The surreal experience of an 84-year-old coal-mining town in the Arctic could only be topped by venturing deep beneath the ice, so the next morning, following two Italian guides, we headed to a glacial ice cave. The entrance was a simple hole on top of the glacier, about the size of a manhole cover. We dropped in dressed in crampons, helmets and headlamps, and headed into the icy labyrinth beneath chandeliers of glassy, frozen spires.

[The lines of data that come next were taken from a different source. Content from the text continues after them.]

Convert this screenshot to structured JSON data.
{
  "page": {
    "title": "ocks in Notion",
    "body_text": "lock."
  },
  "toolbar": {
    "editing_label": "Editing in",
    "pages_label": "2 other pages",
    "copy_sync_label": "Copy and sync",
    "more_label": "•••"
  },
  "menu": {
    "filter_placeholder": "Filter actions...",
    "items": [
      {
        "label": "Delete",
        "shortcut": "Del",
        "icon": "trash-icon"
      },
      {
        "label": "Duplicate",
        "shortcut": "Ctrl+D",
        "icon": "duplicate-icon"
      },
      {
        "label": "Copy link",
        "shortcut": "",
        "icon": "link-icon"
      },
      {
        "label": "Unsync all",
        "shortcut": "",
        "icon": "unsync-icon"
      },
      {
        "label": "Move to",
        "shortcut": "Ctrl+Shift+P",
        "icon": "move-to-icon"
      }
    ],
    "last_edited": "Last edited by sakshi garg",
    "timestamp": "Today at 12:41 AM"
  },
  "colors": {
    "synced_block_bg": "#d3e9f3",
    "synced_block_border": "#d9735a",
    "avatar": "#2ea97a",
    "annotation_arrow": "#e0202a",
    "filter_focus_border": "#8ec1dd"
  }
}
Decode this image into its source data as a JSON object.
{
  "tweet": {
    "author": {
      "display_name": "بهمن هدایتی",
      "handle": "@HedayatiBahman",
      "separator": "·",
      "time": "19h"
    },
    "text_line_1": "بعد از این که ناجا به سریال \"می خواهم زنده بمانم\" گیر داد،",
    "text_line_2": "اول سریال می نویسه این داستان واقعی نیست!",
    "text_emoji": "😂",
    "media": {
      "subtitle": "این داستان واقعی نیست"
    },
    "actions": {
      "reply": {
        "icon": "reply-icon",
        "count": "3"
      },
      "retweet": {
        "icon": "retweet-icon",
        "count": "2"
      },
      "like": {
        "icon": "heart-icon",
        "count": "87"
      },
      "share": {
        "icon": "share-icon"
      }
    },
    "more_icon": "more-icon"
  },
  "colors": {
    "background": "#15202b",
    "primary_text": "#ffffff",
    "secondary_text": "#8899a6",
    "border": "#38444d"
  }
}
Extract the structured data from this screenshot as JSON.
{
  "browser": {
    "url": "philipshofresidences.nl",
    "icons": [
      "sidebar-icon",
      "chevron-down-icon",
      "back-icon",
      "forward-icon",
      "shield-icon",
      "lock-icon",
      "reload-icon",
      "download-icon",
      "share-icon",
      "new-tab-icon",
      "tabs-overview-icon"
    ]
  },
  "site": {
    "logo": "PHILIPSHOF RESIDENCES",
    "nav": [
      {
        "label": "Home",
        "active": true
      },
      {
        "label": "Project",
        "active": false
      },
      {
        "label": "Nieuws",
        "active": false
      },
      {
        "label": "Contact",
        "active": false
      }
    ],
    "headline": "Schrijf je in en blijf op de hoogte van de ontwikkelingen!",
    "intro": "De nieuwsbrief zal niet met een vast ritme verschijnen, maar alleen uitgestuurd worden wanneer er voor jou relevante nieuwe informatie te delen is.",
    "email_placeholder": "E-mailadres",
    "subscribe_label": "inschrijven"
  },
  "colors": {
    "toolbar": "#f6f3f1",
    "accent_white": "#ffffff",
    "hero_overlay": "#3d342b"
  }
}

We repelled down frozen waterfalls and shimmied through tiny crawl spaces until we hit the bottom, which had apparently only been reached by 25 people previously. In the light of our headlamps, the dark blue, plum purple, turquoise and white leapt from the ice. The silence was stupefying, and being human suddenly felt beautifully insignificant.
Using ice axes to climb back up the waterfalls, we emerged once more, hardly able to reconcile what we’d seen with the more earthly surface. We would never have imagined such a world existed beneath our feet.
Whisked away
On our last day, we decided to forgo Longyearbyen’s ubiquitous snowmobiles, instead opting for a dogsled ride with a local operator. In no time at all we’d bolted off in a six-sleigh procession pulled by Alaskan huskies, flying over the snow at a rate that felt much faster than our actual 12kph.
Tamara and I took turns driving, one at the helm and the other on the lookout for reindeer and arctic foxes. Cocooned in the seat, surrounded by snow-covered mountains and a wild, untouched landscape, I grinned like a slice of watermelon. Finally, sliding through this treeless, otherworldly landscape, we felt a little like those early explorers ourselves.